In your invitation, channel your inner saint and include a semi-gracious sentence like “Valets will be available to ferry cars home.” Whatever phrasing you choose, present it as a party comfort. This puts the emphasis on the machines. Your more bibulous guests will realize that they are being spared the ignominy of the morning-after car-retrieve, if not a glassy-eyed mug shot in the local police blotter.

Let’s assume that the first third of your valet troops will be devoted to the ordinary return of cars. Your eight backup, SWAT-team valets will work in pairs, as follows: As the classically impaired Judge Merriwether toddles to fetch his car, one valet says: “Judge Merriwether! Please allow me to drive you and Mrs. Merriwether home. My colleague Dan here will follow us and drive me back.”

Bingo. Having been offered an instant limo driver, if he is in his (somewhat) right mind Judge Merriwether might even take the alacrity of the hostly attention as a compliment. On the off chance he doesn’t, make sure to have extra towels, soap, and fresh linens in the guest room. Not that you really want to awake in the morning and see the judge. But them’s the breaks of being a good Southern host.

 

Q. This is my first Southern Thanksgiving, at my in-laws’ house in Georgia. Where I come from, in Michigan, we celebrate early and then everybody pretty much tunes in to the Big Ten. What do I need to know?

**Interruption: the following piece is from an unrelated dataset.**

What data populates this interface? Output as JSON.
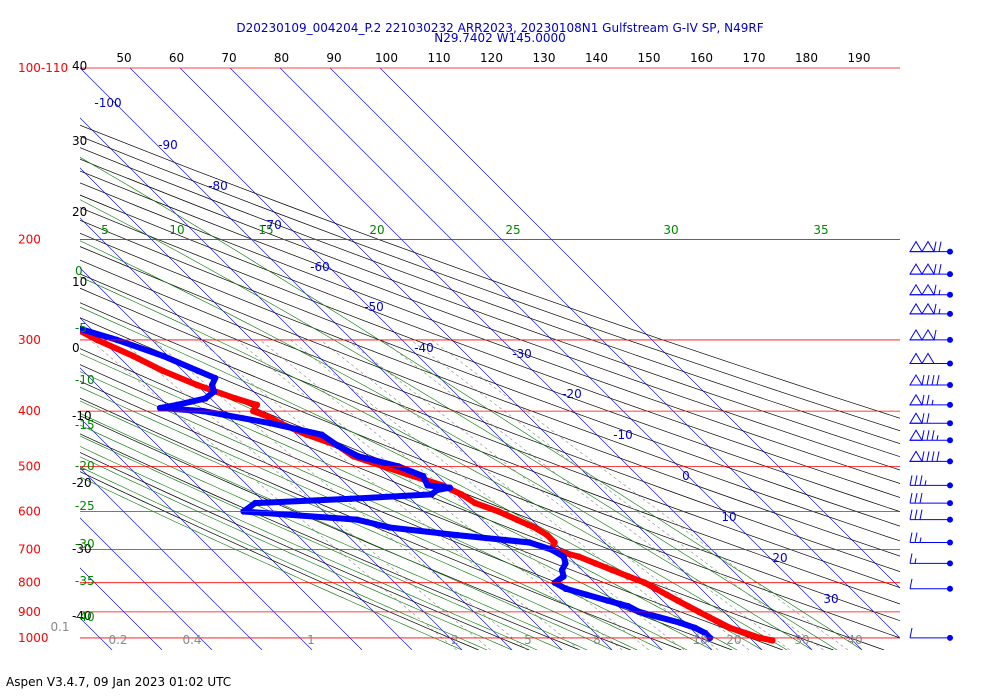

Purely FYI, you’ll notice a marked improvement in the quality of the televised football. Inferior Big Ten teams aside, man to man? Your ass is being inspected over these two or three days, Mr. Wolverine, and will be reported on in infinitesimal detail, and not just by family members. This is the most important marital advice I can give you: Assume three times the number of old ladies that you ordinarily see at Thanksgiving in the North. I don’t know why—the superior food, I imagine. At any rate, on that day, shake hands and exchange pleasantries with every elderly woman you come across. Be as curious about their lives as if, say, you were at a long formal lunch in Buckingham Palace. I mean, every single old lady, OK? Why? Because you don’t know which one is the duchess who rules the town. At the end, after the appropriate amount of fortification, they will want to kiss you. Kiss ’em all, twice, and heartily. It will help boost the tone in the reports about you that will be delivered to your in-laws early the next morning. Aside from that, are you a good wing shot? It’s quail season.

 

Q. I prefer over-and-unders, but my hunting buddy swears by side-by-sides. Who’s right?

First, a little history. In the late nineteenth century, when hammerless side-by-sides were patented, the idea was that the field of a wing shooter’s vision over the gun was supposed to be…well…a field of vision. The flat, or side-by-side, application of the barrels, canted toward each other so the shot patterns met about forty yards from the muzzles, would provide the shooter with the ideal view of the bird. Over-and-unders, now about eighty years old, were more rifle-like and target-oriented—hence the extreme over-and-under designs for professional target shooters. In the last thirty years, with the advent of sporting clays, over-and-unders have become ubiquitous in the field. It’s really about what works for your shoulder, your reflexes, and, not least, your eyes.